Tanti elencano quante cose manchino a Taranto: un apparato universitario degno della cittadinanza; un classe dirigenziale preparata e onesta; un mercato turistico che non ha il genio della lampada del vicino Salento per esempio. Ma a parte tanto fumo, ceneri e diossina, di cosa la nostra città è troppo piena per ripartire in qualche modo?
«La città è troppo piena di sé . A caccia di una vera identità, Taranto si sta ritrovando sola e ammalata ma sempre, drammaticamente, autoreferenziale. È il suo più grande difetto. L'altro difetto è quello di innamorarsi sempre di chi urla troppo, come se fosse incapace di avvertire i sussurri positivi di tanti. Tanti ormai stanchi, temo.
Taranto, e comunque le nuove generazioni credo lo stiamo facendo, ha il dovere di guardarsi attorno e guardare oltre i suoi tre ponti. Io non credo che la classe politica sia tutta da buttar via. Qualcosa si salva e spero trovi la strada dell'affermazione. Ma dovrà essere convincente. A Taranto mezza città non vota più da anni. Serve un progetto per convincere 100 mila persone a tornare a votare. Servono idee e uomini e donne seri e preparati. E serve una stampa economicamente forte per essere effettivamente libera. A Taranto la chiusura del Corriere ha generato solo lacrime di coccodrillo. Nessuno ha mosso un dito per salvare concretamente la testata tarantina. Temo, e non solo il solo, che non sia stato casuale».

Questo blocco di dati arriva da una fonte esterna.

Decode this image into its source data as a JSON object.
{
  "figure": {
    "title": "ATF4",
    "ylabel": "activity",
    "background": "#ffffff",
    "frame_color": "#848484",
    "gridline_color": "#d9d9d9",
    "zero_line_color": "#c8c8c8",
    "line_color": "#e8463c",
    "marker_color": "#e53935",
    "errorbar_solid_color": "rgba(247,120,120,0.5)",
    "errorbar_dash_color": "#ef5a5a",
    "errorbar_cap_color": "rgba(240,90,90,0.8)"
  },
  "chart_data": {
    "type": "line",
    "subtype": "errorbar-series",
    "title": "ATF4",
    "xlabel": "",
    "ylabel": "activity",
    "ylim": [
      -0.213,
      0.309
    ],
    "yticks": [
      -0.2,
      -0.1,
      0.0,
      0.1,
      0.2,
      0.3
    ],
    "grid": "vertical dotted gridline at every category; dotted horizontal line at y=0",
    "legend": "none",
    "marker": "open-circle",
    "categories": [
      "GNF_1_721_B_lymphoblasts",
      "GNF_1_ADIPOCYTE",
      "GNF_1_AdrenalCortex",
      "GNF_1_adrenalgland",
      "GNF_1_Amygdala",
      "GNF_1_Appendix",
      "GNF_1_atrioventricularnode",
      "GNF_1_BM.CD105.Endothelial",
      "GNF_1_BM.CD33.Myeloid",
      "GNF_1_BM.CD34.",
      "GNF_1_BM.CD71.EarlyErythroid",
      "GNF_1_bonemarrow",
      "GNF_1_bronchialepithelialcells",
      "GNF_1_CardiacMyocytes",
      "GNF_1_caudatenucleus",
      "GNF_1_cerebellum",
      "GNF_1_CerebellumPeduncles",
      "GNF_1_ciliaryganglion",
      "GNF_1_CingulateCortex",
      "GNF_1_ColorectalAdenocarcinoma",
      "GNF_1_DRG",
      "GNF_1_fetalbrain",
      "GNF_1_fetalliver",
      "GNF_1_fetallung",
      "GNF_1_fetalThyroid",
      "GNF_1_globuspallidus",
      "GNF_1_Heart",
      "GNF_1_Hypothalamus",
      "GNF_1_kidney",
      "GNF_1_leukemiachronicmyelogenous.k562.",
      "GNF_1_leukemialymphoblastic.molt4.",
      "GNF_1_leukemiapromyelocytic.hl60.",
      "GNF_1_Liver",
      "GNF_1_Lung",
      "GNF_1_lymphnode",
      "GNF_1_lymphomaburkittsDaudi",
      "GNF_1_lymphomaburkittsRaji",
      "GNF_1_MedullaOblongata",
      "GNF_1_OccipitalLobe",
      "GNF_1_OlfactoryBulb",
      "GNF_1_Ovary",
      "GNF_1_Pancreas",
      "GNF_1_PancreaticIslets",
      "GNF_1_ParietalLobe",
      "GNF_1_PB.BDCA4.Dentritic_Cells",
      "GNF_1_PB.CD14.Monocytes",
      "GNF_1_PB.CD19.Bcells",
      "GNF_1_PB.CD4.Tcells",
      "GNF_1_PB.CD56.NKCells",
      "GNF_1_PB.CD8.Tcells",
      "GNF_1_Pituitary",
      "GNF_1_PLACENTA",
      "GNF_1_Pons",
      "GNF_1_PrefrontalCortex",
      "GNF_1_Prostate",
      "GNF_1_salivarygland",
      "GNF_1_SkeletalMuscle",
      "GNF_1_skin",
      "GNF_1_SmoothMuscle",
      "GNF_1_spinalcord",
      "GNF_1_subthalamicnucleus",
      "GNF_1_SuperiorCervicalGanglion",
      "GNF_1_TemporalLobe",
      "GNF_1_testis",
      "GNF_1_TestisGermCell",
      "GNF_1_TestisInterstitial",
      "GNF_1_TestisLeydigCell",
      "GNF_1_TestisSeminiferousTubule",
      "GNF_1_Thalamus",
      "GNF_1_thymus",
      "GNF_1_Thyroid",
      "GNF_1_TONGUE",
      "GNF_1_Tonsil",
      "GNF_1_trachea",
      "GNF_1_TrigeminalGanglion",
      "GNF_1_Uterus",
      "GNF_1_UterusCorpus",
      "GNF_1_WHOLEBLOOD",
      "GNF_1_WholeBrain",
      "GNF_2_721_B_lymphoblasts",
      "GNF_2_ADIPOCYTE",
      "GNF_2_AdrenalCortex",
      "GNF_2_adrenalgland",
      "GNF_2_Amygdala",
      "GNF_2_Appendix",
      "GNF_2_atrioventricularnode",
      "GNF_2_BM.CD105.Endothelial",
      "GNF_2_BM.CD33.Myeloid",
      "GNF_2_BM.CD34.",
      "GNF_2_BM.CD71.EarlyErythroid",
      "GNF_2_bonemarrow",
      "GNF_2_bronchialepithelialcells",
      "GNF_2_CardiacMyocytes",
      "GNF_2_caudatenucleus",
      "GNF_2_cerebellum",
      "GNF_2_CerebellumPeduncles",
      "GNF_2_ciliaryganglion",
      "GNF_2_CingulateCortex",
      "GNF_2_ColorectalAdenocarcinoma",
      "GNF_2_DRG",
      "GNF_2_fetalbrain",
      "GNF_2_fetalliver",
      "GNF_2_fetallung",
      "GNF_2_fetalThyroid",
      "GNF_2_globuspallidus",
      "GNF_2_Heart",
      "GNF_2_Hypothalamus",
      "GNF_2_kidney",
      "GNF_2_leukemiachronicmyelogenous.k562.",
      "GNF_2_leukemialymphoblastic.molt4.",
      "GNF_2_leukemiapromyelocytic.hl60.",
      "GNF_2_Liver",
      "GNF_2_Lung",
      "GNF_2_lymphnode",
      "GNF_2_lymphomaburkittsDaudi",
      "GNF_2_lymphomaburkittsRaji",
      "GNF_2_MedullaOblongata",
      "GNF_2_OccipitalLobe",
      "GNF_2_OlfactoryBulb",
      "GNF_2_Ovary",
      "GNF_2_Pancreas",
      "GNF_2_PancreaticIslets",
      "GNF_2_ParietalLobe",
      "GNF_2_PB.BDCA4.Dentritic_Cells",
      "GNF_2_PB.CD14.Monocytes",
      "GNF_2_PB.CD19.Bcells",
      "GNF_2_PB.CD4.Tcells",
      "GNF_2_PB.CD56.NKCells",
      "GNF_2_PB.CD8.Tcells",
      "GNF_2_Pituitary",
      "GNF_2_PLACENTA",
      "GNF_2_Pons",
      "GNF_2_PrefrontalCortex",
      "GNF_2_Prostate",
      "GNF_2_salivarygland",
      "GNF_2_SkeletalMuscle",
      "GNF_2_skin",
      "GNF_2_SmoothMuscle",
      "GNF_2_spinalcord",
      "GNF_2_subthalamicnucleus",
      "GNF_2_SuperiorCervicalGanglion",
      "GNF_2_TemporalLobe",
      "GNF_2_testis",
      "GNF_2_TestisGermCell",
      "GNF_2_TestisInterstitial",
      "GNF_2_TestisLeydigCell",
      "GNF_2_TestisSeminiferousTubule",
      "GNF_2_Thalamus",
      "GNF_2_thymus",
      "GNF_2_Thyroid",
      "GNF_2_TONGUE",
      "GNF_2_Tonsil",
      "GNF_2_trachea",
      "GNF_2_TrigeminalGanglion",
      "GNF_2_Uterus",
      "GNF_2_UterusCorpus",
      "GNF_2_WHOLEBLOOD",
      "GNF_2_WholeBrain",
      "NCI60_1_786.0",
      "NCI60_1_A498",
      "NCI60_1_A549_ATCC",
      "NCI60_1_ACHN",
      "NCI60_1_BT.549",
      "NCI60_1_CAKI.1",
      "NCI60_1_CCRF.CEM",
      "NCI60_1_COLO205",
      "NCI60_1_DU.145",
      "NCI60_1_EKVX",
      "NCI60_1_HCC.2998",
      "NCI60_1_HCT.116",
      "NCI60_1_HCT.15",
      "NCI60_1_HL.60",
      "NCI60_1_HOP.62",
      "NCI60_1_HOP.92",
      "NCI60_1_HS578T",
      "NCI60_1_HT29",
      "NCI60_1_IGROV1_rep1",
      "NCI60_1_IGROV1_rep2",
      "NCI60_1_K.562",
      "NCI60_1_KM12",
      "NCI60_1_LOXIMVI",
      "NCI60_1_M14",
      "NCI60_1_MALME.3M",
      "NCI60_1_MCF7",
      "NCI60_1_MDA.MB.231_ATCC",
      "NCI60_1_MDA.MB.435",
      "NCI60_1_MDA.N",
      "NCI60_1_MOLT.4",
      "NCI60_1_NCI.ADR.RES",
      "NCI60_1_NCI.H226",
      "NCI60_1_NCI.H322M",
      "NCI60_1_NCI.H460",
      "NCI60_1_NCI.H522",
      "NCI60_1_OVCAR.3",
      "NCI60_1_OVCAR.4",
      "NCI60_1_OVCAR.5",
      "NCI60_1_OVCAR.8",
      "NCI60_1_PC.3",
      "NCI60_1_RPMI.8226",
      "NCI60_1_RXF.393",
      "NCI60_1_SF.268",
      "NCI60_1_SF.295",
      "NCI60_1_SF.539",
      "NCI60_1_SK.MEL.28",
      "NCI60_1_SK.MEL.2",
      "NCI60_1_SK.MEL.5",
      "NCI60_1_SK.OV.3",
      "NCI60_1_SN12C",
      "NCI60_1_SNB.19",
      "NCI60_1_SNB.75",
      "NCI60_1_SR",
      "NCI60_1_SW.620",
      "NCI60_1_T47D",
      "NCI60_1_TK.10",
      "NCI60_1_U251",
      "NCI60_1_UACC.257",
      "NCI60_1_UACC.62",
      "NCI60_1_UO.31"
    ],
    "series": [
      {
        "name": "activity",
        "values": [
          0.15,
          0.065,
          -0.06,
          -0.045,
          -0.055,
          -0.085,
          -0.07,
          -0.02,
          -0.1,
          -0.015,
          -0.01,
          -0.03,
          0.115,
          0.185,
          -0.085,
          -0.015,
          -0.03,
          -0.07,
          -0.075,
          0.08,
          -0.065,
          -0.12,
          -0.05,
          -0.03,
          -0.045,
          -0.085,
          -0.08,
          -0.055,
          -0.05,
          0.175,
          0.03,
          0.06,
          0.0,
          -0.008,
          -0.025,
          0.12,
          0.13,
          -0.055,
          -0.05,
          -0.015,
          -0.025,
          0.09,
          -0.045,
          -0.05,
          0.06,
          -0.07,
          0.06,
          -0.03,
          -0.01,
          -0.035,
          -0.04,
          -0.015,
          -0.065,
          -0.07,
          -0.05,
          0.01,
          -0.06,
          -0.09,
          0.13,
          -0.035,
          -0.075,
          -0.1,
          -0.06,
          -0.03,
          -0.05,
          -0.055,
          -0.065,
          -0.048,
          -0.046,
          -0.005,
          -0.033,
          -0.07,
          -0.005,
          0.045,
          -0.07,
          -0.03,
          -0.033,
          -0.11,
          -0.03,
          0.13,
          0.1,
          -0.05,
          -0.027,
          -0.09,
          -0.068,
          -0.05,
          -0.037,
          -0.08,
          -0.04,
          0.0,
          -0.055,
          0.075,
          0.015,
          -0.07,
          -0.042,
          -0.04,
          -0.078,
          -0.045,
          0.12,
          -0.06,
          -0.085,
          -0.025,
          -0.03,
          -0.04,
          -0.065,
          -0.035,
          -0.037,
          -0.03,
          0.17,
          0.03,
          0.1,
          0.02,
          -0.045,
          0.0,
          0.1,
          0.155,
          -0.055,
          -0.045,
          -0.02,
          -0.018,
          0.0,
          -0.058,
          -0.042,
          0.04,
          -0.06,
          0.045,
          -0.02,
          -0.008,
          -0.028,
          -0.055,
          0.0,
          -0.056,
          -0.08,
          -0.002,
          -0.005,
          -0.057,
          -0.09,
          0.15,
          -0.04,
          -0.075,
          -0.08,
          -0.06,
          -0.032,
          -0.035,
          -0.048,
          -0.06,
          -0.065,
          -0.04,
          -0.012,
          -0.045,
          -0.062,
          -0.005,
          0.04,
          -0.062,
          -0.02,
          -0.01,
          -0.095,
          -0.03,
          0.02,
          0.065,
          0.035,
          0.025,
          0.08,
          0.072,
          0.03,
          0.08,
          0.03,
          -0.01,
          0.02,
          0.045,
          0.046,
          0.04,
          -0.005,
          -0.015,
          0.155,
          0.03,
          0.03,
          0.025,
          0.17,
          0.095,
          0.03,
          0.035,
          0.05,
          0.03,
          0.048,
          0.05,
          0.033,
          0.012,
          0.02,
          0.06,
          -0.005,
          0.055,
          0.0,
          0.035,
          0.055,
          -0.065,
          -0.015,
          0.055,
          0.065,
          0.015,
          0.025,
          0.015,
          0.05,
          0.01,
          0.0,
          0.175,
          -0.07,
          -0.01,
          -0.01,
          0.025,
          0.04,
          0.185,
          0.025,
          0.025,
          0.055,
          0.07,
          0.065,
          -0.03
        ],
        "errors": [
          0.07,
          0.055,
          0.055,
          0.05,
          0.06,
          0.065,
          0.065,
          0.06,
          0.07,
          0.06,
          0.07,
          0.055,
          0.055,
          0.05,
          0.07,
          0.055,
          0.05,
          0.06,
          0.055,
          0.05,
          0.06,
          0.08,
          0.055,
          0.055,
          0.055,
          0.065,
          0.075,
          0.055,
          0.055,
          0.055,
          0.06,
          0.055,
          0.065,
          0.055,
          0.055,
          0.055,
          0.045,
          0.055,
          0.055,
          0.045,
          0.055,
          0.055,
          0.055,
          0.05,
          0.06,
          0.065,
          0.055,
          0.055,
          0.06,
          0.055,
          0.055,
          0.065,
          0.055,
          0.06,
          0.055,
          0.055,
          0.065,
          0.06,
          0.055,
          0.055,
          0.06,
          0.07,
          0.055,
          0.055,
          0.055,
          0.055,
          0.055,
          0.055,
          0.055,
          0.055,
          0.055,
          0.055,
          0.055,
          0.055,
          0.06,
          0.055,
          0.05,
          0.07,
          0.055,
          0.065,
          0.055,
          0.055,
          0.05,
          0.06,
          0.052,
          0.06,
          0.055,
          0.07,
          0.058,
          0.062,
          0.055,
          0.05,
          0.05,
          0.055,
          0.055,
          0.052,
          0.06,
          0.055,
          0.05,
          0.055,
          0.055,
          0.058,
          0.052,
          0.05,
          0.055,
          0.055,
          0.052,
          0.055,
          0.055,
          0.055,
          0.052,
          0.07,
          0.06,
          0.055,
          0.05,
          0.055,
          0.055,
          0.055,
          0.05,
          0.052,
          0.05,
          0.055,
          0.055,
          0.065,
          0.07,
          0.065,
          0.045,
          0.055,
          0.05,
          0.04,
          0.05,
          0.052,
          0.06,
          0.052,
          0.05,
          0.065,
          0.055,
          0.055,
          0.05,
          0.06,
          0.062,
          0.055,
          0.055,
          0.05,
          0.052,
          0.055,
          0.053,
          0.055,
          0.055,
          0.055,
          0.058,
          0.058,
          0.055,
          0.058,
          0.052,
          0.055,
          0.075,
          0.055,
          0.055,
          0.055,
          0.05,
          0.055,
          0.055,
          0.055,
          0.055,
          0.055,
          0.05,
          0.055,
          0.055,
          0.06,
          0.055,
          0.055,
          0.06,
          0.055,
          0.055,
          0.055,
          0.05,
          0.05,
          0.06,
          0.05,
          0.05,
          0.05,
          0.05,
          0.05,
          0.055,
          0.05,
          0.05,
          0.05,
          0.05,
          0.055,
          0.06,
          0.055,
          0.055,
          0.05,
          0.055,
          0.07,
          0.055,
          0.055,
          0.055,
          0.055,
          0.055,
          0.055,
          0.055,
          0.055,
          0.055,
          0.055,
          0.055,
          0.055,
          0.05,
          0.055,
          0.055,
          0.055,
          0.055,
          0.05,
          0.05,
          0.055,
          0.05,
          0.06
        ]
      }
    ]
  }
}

Di recente, mi sono personalmente trovata ad assistere a cori musicati da parte di una band che inneggiavano contro il “fascista”, contro il “padrone”. La folla, eterogenea per età e per estrazione sociale, acclamava i rockettari. Ma basta veramente questo per una politica partecipata? O tener vivi alcuni principi tra la gente è giusto a prescindere, anche se a farlo sono aizzatori improvvisati?
«Credo di aver già risposto...».
Scrivi di te su un popolare social network: “Ateo per pigrizia” . Godibile ironia che la dice lunga sul tuo modo di essere uomo e professionista. Ritieni che il vero cancro della nostra regione e della provincia sia un altro tipo di pigrizia? E se sì, come debellarla?
«Sì. Io sono ateo perché non ho la capacità e il tempo di cercare altro. Una pigrizia che mi rende povero rispetto a chi invece ha una fede. Mi piacerebbe ogni tanto votarmi a una effige o potermi dare adeguata consolazione. Ma non ci riesco. Credo sia faticoso. Preferisco credere che non esista nulla che non sia tangibile e osservabile. Ma non attendo che sia sempre qualcun altro a decidere per me. In questo caso, è solo in questo, mi sento poco tarantino. Per il resto sono ionizzato a dovere. E me ne vanto».
Per concludere: scrivi ancora di te (ebbene sì, ti si osserva da un po’ ma tranquillo, nulla a che fare con lo stalkeraggio!) , “Se rinasco faccio il giornalista”. È molto bello ciò che dici e sa di speranza, di piacevole coraggio del proprio ruolo. Ma esiste ancora la figura del giornalista in Italia? Per te chi è il vero giornalista?
«Chi non si accontenta di ciò che vede e che sente. Per il resto, siamo solo presone che hanno due doveri: conoscere i fatti di rilevanza pubblica e divulgarli. Tutto qua, senza prendersi tanto sul serio».